United made the most public changes, pledging to seat kids 12 and younger with a family member without extra fees, even those on basic economy tickets. American and Delta said they have similar plans in place.
My unscientific search of seat fees for a family of four buying United basic economy tickets found three free seats together in the back row on a flight from Orlando to Newark on a Saturday in May. The fourth passenger would pay $25 for an adjacent seat. That compares with $88 for four standard basic economy seats together without the policy in place.
In a sign of just how lucrative seat revenue is, United says its family-seating guarantee has saved travelers nearly $40 million on more than 1.4 million preferred seats over the past year.
Tough European carriers
Beyond efforts to seat families together, airline seat fees show no signs of abating. Veteran fliers worry that U.S. airlines will adopt even more strict policies like some of their foreign competitors.
Cindy Culbertson, a retired bank regulator who lives in Virginia, is flying Scandinavian carrier SAS to Copenhagen this summer ahead of a 16-day Norway tour. In January, she found what she considered a great business class deal: $2,600 round trip.
When she got to the seat map, she was stunned to find a bunch of price tags for each lie-flat seat. Her seat bill: $250 round trip, including $10 on a short connecting flight.
“I said, ‘You’re kidding me,’" she says. She still paid to lock in the spot she wanted.
British Airways offers no free advance seat assignments to passengers without status, even if you’re flying business class.
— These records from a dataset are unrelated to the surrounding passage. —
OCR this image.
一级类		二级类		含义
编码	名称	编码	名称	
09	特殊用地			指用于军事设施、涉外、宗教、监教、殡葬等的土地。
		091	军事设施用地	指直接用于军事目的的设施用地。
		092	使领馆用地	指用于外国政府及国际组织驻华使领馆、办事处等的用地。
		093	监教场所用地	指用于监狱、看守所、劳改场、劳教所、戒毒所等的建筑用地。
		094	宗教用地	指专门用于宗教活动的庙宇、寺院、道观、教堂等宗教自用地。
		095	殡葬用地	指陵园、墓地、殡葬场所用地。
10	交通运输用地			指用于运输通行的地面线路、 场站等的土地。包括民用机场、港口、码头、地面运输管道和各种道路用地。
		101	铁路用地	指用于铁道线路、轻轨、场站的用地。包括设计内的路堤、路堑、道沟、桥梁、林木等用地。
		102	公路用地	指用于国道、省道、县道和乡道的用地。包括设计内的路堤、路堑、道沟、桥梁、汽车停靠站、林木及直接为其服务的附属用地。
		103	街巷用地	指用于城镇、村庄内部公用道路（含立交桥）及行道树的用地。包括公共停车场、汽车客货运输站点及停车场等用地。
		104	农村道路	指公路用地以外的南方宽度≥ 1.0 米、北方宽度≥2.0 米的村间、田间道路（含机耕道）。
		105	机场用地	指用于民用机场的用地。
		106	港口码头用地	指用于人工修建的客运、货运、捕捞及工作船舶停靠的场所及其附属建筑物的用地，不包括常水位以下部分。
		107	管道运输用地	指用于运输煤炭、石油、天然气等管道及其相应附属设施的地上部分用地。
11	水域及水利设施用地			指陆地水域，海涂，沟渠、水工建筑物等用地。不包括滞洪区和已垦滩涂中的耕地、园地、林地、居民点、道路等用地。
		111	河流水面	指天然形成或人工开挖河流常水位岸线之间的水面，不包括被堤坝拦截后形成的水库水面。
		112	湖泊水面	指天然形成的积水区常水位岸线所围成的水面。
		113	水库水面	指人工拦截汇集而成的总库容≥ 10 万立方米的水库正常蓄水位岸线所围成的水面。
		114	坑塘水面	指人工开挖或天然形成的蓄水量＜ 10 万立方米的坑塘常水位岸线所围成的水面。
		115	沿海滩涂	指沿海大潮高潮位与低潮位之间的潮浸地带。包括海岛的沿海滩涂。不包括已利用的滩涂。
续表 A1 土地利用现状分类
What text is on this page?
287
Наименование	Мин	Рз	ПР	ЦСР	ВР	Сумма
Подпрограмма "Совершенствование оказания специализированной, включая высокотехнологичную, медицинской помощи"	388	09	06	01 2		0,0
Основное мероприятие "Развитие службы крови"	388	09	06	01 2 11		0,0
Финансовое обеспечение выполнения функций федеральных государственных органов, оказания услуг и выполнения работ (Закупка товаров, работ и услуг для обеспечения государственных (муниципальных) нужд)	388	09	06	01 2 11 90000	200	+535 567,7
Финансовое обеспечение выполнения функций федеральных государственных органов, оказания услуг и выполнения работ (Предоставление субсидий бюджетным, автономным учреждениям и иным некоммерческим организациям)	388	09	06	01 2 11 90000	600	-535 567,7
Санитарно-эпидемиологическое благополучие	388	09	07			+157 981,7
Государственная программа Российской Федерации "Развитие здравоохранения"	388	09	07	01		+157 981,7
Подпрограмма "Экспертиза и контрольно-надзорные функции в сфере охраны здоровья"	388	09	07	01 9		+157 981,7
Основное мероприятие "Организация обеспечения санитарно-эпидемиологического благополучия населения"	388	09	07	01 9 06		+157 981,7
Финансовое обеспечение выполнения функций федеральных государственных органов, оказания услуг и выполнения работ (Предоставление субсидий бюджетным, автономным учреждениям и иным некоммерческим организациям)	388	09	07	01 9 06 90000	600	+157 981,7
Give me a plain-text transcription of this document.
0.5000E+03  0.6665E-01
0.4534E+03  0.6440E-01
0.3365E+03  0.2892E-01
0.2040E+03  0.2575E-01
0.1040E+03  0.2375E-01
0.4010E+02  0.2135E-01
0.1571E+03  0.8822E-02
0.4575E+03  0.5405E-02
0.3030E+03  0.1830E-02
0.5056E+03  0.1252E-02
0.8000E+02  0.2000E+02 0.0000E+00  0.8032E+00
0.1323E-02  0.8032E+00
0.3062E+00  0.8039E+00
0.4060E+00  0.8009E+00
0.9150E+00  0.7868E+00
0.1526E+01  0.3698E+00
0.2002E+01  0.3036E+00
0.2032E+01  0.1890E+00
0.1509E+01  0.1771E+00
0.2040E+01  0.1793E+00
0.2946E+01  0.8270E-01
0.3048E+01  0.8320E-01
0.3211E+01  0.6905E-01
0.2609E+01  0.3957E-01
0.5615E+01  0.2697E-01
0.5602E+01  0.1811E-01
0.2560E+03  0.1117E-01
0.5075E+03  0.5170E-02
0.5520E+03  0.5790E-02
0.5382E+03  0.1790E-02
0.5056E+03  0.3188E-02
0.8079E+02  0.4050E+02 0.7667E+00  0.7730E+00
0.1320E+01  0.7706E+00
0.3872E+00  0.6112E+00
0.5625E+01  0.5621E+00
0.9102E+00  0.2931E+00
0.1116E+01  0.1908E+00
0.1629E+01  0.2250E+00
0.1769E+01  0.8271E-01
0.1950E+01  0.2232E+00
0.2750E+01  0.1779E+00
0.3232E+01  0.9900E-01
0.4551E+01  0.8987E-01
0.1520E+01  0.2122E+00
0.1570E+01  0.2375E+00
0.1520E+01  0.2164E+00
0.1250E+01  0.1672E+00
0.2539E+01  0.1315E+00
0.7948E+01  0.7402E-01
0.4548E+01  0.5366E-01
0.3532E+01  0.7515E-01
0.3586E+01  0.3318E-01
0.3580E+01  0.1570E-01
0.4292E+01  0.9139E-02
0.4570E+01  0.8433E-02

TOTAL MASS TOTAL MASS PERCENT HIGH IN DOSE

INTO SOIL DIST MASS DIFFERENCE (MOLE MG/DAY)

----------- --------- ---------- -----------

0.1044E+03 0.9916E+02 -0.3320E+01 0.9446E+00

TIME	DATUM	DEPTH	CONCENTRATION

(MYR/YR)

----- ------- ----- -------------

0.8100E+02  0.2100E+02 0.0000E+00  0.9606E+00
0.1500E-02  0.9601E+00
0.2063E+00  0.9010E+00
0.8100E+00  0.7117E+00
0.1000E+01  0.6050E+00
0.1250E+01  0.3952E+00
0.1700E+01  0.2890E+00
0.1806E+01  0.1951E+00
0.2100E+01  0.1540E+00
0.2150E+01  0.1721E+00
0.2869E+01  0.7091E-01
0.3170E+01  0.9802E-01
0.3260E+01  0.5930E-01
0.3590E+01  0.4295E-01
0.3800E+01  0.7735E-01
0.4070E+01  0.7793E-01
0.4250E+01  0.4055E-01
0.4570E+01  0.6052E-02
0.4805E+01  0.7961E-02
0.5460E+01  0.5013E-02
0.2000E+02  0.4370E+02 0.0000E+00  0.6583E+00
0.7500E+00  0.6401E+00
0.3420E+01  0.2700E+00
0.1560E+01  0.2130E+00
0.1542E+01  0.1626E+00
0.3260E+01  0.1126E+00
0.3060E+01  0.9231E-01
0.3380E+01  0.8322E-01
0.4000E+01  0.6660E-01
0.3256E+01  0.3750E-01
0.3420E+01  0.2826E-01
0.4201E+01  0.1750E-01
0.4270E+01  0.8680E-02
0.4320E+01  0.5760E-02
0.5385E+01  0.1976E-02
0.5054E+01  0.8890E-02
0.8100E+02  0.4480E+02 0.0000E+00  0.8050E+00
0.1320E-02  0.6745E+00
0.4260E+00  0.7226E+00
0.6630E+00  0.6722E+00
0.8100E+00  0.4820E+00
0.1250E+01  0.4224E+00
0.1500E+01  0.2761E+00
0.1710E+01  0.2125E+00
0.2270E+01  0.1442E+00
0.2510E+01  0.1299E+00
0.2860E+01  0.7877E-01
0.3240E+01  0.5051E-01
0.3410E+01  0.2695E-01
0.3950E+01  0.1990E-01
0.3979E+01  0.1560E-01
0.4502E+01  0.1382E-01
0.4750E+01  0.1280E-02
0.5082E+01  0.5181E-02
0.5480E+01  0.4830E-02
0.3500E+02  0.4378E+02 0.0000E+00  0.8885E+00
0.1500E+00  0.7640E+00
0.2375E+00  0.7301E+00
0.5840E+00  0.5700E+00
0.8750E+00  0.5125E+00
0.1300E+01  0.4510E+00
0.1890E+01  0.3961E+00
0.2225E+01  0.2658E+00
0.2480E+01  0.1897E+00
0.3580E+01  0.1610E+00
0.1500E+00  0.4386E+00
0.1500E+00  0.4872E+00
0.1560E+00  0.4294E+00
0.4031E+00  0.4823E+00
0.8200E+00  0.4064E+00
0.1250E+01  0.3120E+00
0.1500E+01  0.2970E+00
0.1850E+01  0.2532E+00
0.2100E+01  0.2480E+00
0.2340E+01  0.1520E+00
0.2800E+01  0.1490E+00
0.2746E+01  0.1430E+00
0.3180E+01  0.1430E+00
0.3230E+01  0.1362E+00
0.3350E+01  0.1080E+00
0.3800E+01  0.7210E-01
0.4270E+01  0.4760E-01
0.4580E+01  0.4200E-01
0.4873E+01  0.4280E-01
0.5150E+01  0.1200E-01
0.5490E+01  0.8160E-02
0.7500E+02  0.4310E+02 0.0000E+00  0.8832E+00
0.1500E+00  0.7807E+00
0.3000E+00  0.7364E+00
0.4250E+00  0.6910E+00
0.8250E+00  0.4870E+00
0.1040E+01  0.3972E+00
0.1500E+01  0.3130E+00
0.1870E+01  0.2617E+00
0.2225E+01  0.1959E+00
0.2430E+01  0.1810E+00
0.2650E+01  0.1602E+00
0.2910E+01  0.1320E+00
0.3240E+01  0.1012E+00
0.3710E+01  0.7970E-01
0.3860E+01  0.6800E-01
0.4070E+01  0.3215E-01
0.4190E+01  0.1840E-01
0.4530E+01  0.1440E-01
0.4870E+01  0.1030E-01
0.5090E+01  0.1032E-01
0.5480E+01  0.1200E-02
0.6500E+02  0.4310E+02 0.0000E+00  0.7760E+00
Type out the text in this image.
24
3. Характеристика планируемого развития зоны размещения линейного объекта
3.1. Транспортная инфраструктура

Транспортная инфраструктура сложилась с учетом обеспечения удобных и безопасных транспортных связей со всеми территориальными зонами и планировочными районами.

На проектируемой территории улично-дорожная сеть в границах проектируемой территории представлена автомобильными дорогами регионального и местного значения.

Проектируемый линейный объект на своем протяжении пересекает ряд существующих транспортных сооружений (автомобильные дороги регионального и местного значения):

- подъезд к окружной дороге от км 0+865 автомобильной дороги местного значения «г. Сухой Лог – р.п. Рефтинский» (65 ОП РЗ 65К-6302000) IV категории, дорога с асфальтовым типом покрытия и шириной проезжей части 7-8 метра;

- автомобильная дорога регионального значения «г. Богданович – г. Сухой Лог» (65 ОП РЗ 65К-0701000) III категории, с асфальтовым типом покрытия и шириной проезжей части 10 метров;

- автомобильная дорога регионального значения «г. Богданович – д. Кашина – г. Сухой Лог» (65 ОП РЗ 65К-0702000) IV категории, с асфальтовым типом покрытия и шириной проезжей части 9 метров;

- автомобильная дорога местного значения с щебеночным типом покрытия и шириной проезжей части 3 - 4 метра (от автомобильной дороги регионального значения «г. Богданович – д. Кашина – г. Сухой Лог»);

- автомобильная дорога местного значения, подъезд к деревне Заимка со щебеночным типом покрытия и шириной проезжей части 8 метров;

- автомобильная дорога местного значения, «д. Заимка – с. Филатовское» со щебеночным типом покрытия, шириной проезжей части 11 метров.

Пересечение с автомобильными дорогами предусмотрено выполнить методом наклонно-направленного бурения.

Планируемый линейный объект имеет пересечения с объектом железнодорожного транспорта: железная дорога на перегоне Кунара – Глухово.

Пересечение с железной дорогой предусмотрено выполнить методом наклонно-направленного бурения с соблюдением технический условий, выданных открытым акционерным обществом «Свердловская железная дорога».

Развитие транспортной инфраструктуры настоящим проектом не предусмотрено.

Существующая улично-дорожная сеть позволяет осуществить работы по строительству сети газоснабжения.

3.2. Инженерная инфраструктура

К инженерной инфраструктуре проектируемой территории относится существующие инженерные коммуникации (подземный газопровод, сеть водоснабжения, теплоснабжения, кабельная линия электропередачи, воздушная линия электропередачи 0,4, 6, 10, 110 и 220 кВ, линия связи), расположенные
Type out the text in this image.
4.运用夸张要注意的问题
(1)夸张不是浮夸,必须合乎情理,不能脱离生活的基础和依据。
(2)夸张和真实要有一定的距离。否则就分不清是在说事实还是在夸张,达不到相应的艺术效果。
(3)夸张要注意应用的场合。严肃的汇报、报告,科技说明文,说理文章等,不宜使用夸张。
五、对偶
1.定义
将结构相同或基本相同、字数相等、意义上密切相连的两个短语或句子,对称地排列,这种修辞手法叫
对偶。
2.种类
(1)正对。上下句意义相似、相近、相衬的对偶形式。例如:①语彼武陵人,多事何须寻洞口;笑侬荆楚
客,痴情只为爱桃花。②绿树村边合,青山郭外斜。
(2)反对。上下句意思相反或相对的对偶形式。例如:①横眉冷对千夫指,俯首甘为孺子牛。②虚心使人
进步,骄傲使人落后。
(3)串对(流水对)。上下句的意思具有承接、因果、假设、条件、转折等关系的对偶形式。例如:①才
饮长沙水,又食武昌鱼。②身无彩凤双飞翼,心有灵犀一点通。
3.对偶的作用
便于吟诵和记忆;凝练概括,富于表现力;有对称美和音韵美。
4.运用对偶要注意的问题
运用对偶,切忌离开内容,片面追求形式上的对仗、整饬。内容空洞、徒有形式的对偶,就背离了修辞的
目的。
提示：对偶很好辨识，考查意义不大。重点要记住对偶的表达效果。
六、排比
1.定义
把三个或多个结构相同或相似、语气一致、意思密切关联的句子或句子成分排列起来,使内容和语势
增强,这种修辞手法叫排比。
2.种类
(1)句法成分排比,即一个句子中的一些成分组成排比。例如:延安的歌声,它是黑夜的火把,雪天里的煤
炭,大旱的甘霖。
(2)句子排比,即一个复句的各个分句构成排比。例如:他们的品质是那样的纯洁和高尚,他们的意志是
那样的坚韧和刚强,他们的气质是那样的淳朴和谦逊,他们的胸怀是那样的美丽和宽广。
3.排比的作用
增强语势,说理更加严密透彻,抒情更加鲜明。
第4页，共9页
Passengers can pick a seat when they check in online 24 hours before their flight. (First-class passengers, families with infants and those with medical or accessibility issues can select a seat for free at booking, the airline says.)
Book a $6,200 round-trip British Airways business class ticket for a nonstop flight from Phoenix to London in June and you’ll pay $123 to $158 each way to pick your lie-flat seat at booking.
Gisele Lannamann and her husband paid $50 a person per leg for economy seats for round-trip tickets from Boston to Palma de Mallorca in Spain on Swiss in January.
Lannamann, a retired yacht chef, says they paid for seats so they could sit together in a window and middle seat.
Except they didn’t get the seats they paid for on the flight home. A text from the airline said they would be put in the best available seats. She says no one could help them at the airport or the gate and didn’t offer them a refund. They ended up separated.
They didn’t ask anyone to swap seats.